Returning to what impresses me, top of the list is that I love great software. Well thought-out architectures and object models that scale with volumes, new functionality that improves business results by effecting better HRM decisions and meets expanding geographic requirements, and lots more capture my attention. I value well thought-out UXs which incorporate a high degree of embedded intelligence and are appropriate to and variable with the work a user is doing. Real integration — not just interfaces/unification/single sign-ons/middleware management of the gazintas and gazoutas — of HRM domain model, architecture, processes, analytics, etc. is very difficult to achieve without fully organic design and development, so it’s increasingly rare in our industry, but I so value it when it’s well-done, especially as regards core HRMS and talent management. Also high on my list are solid foundations with clever extensions and clear thinking about the differences between the economic buyer and the real customer. New solutions to old problems capture my interest, but even more so do new solutions before others even grasp the problems. And for anything HRM, systemic effective-dating, to include the entire application, should go without saying. And of course I’m more impressed if you’re true SaaS InFullBloom than if you’ve rebranded your old single tenant, customizable code base.

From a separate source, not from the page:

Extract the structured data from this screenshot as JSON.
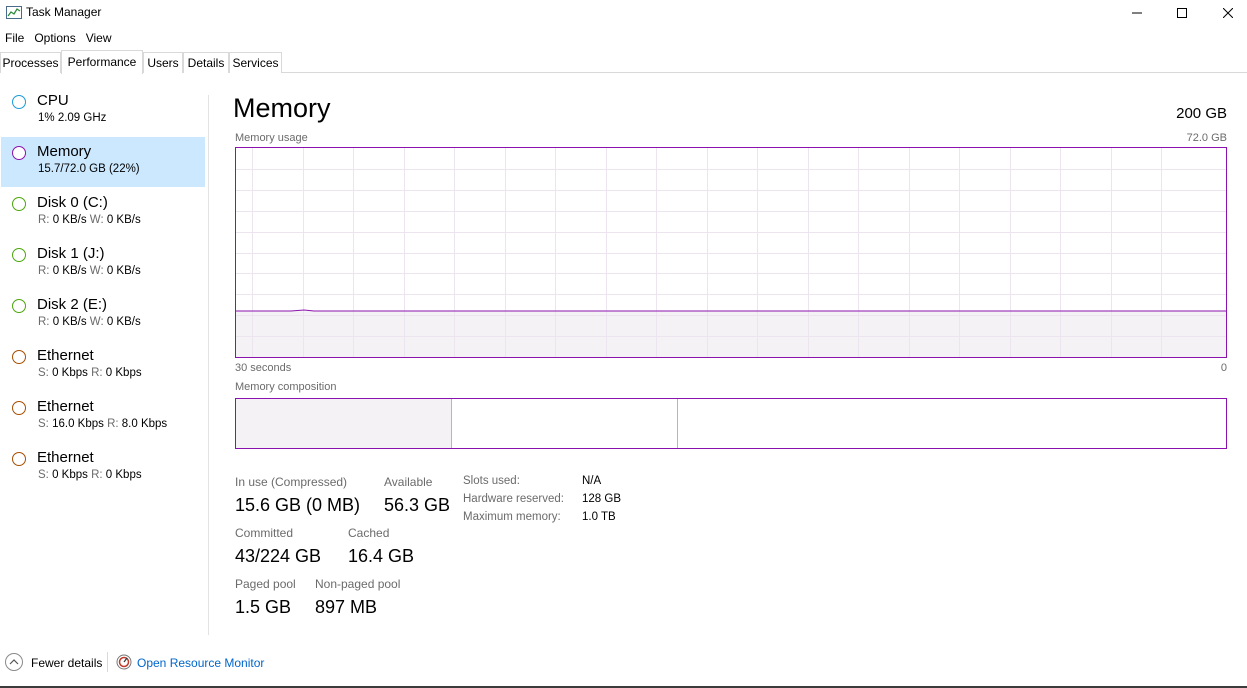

I also love great people, regardless of their role in our industry:
- Smart, hard-working, disciplined thinkers who are paying or have paid their dues and really know what they’re talking about;
- Folks who are as passionate as I have been about the importance of human resource management in achieving business outcomes, ideally led by an excellent HR function but with or without them as necessary;
- HRM subject matter experts who don’t live in silos but understand and work hard at the interconnections, always with a focus on business outcomes; and
- HR leaders who are the very model of a modern etc.
Above all I value integrity — in people, in organizations, and in products/services. Does the vendor’s/provider’s leaders actually do what they say in their marketing literature? I know that they must focus on the bottom line (just as I do!), but do they believe that delivering great products/services to respected and well-treated customers via a respected and well-treated workforce enriches that bottom line? Nothing’s easier to change than marketing messages and media, but individual and organizational integrity can’t be faked or rebuilt easily once lost. While all of us, and our organizations, live in that grey zone between our ideals and our reality, it’s easy to spot the individuals and organizations who work hard to minimize the distance between those — and these are folks whom I value highly.
That’s pretty much it. But if you have visited Casa de Ranas, also known as Bloom & Wallace HQ, then you also know that I love bold colors, and room for the unexpected, the unplannable. That’s what impresses me. And that’s what I hope we can collectively continue to deliver. Otherwise, why bother?